A special prosecutor spent months calling witnesses and presenting evidence that Perry broke the law.
Perry’s general counsel, Marry Anne Wiley, defended the governor’s action.
“The veto in question was made in accordance with the veto authority afforded to every governor under the Texas Constitution,” she said. “We will continue to aggressively defend the governor’s lawful and constitutional action, and believe we will ultimately prevail.”
Several top aides to the Republican governor appeared before grand jurors in Austin, including his deputy chief of staff, legislative director and general counsel. Perry himself did not testify.
Grand jurors indicted Perry on abuse of official capacity, a first-degree felony with potential punishments of five to 99 years in prison, and coercion of a public servant, a third-degree felony that carries a punishment of two to 10 years.
A spokesman for the governor didn’t immediately return messages seeking comment. (Over the weekend, Perry vociferously defended himself to the press, calling the decision "a farce of a prosecution.")
No one disputes that Perry is allowed to veto measures approved by the legislature, including part or all of the state budget. But the left-leaning Texans for Public Justice government watchdog group filed an ethics complaint accusing the governor of coercion because he threatened to use his veto before actually doing so in an attempt to put pressure on Lehmberg to quit.
“I took into account the fact that we’re talking about a governor of a state and a governor of the state of Texas, which we all love,” said Michael McCrum, the San Antonio-based special prosecutor. “Obviously that carries a lot of importance. But when it gets down to it, the law is the law.”
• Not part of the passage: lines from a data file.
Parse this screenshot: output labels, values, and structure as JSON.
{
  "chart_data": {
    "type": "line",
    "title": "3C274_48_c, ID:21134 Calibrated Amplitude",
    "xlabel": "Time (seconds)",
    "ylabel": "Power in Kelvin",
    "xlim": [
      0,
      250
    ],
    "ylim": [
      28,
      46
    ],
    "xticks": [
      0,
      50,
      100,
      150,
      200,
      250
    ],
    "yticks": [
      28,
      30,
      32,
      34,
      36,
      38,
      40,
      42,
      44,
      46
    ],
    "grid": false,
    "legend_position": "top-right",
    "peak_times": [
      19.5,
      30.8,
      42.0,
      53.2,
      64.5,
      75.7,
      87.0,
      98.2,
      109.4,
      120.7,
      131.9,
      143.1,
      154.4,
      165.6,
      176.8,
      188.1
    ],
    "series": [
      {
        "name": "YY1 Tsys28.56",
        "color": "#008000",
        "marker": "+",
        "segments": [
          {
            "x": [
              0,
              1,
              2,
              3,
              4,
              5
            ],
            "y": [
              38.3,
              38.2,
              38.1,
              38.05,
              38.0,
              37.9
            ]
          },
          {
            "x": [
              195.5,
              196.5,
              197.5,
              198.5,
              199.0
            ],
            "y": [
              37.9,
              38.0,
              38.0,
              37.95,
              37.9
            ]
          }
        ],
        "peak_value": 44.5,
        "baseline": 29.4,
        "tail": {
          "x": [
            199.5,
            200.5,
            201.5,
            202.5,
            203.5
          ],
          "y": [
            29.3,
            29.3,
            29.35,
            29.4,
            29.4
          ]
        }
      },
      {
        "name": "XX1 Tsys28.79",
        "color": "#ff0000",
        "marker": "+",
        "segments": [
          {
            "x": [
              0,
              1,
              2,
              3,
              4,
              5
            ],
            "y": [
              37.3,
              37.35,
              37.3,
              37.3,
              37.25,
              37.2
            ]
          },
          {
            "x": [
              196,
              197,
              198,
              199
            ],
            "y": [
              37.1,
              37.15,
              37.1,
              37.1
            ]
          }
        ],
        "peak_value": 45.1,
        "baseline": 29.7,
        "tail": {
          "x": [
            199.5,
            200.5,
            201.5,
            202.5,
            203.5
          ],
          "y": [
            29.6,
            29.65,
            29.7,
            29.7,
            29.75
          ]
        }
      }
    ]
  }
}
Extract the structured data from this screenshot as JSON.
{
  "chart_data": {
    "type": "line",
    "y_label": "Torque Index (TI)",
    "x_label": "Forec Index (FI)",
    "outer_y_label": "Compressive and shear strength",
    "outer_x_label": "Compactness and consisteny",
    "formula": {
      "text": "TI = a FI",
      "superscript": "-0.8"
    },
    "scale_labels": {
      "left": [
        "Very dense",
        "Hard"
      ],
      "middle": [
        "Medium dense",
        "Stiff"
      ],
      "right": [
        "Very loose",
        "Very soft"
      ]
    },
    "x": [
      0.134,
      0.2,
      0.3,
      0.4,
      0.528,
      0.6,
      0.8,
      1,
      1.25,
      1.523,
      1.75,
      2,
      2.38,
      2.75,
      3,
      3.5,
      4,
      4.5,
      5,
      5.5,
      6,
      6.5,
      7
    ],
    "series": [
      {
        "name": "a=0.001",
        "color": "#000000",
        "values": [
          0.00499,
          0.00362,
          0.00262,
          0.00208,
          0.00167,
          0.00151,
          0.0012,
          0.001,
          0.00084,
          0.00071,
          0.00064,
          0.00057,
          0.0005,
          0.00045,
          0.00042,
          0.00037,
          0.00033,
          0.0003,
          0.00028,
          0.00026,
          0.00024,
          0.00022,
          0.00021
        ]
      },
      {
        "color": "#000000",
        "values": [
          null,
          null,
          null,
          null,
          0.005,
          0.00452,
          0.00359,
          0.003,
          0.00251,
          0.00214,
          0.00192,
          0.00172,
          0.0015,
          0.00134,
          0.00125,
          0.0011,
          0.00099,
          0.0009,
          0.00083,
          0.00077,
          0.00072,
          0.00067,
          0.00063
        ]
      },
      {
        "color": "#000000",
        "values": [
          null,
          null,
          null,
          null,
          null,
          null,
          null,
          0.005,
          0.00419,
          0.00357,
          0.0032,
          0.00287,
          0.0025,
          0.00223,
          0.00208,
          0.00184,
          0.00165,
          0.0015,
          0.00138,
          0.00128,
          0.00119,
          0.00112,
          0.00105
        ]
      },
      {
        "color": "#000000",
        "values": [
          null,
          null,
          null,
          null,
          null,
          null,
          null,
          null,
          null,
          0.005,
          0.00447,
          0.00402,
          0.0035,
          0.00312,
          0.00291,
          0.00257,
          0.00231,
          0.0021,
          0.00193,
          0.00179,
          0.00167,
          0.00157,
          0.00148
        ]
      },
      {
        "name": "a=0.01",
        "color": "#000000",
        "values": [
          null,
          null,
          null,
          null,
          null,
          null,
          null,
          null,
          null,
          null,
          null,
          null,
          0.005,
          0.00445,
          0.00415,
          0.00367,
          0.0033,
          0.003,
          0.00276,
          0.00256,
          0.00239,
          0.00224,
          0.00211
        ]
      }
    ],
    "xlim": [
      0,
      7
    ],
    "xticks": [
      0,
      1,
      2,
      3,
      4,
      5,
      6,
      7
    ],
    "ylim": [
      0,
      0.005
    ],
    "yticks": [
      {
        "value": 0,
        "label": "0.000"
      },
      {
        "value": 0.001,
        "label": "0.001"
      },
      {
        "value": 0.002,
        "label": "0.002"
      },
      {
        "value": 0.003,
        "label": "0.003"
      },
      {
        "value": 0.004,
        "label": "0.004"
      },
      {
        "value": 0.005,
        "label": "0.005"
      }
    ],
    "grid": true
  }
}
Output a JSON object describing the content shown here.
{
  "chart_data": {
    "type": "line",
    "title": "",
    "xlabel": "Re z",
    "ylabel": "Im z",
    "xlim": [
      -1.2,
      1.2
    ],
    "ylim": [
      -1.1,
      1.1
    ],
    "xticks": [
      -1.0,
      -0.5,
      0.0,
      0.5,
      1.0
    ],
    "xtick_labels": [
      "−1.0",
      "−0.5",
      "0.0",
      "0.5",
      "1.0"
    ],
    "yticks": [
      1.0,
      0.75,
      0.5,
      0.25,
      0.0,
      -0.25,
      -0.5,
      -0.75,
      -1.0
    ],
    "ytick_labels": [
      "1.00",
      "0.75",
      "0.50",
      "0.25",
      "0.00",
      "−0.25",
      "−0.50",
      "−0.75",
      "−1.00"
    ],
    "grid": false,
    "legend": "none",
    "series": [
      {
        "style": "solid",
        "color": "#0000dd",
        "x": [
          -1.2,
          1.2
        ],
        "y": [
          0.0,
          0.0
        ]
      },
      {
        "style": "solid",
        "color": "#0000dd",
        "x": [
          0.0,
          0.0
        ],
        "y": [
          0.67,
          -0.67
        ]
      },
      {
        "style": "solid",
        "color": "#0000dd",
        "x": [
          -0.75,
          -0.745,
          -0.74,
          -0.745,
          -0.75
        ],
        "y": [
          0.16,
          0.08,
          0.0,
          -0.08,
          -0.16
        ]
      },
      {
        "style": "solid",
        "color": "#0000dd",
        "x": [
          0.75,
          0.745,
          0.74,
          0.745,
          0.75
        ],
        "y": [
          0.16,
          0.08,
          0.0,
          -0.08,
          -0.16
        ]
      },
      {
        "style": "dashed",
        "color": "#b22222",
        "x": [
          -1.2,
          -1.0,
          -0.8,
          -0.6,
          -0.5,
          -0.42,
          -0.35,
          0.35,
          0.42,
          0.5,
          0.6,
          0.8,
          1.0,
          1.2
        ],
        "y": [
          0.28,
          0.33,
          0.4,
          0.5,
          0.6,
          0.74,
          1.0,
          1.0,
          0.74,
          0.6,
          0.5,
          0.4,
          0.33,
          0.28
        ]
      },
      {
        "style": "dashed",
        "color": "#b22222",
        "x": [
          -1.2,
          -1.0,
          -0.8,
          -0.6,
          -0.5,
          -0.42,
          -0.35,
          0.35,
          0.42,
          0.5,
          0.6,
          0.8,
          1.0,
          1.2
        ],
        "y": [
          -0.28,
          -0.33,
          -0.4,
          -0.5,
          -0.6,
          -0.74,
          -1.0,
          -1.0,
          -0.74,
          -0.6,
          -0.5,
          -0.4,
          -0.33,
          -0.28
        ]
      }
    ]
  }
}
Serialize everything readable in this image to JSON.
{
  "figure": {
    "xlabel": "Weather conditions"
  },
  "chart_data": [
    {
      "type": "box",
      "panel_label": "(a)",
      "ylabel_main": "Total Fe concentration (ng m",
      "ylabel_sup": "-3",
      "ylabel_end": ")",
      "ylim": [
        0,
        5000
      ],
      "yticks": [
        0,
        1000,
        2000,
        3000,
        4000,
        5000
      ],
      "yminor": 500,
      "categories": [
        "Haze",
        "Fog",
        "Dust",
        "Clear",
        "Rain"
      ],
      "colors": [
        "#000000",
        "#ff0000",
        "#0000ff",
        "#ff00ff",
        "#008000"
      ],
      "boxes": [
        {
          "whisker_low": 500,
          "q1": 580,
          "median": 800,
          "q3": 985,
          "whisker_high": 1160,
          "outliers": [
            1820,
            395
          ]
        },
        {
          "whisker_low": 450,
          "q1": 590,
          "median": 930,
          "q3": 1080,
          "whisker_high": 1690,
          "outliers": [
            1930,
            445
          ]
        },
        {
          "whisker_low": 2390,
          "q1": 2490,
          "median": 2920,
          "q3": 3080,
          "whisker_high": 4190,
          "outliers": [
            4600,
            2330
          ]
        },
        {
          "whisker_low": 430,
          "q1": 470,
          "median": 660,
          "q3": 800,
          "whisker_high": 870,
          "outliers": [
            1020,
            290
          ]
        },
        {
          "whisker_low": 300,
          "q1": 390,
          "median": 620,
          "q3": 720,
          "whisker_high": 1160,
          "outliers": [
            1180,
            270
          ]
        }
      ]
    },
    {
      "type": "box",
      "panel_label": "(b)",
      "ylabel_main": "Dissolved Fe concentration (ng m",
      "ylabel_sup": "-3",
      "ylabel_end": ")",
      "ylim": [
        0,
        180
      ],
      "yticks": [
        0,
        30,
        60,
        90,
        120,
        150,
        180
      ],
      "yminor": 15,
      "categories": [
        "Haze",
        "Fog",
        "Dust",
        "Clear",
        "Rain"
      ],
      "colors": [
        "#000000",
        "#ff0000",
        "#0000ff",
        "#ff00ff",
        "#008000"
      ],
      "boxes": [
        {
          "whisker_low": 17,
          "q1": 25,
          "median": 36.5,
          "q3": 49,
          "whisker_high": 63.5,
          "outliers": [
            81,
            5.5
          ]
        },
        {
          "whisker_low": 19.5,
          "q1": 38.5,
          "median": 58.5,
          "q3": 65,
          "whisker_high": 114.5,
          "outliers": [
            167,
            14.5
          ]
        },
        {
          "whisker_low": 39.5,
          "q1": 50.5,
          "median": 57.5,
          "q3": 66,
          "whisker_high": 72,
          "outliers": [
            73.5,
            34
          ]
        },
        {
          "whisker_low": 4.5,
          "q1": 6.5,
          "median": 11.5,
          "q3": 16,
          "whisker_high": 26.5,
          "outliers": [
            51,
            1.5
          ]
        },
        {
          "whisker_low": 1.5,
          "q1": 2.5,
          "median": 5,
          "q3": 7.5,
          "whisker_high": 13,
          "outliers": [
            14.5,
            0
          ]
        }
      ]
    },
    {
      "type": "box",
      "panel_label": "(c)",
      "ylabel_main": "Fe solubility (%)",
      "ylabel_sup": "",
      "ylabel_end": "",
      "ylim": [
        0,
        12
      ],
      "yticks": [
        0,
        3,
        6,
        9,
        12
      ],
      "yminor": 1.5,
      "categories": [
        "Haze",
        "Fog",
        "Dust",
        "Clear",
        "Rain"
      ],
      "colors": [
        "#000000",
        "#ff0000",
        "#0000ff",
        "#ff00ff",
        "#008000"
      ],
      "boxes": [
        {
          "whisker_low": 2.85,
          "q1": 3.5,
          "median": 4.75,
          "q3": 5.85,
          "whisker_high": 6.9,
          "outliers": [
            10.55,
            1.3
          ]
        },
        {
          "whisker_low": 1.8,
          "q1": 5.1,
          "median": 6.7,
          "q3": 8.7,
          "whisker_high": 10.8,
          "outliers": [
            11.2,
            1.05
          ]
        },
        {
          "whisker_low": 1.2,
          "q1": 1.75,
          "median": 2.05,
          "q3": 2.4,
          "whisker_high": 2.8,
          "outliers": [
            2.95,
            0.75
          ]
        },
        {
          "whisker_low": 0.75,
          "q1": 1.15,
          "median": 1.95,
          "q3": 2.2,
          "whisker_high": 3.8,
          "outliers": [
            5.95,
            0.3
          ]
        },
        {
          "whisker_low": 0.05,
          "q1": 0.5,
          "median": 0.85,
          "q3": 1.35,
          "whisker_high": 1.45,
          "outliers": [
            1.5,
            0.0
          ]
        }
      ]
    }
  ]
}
In office since 2000 and already the longest-serving governor in Texas history, Perry is not seeking re-election in November. But the criminal investigation could mar his political prospects as he considers another run at the White House, after his 2012 presidential bid failed.
McCrum said he would meet Perry’s attorney Monday to discuss when he would come to the courthouse to be arraigned.
Lehmberg oversees the office’s public integrity unit, which investigates statewide allegations of corruption and political wrongdoing. Perry said he would not allow Texas to fund the unit while Lehmberg remained in charge.
Perry said Lehmberg, who is based in Austin, should resign after she was arrested and pleaded guilty to drunken driving in April 2013. A video recording made at the jail showed Lehmberg shouting at staffers to call the sheriff, kicking the door of her cell and sticking her tongue out.
Lehmberg faced pressure from other high-profile Republicans in addition to Perry to give up her post. Her blood-alcohol level was nearly three times the legal limit for driving.
Lehmberg served about half of her 45-day jail sentence but stayed in office, despite Perry’s assertions that her behavior was inappropriate.
The jail video led to an investigation of Lehmberg by a separate grand jury, which decided she should not be removed for official misconduct.
The indictment is the first of its kind since 1917, when James “Pa” Ferguson was indicted on charges stemming from his veto of state funding to the University of Texas in an effort to unseat faculty and staff members he objected to. Ferguson was eventually impeached, then resigned before being convicted, allowing his wife, Miriam “Ma” Ferguson, to take over the governorship.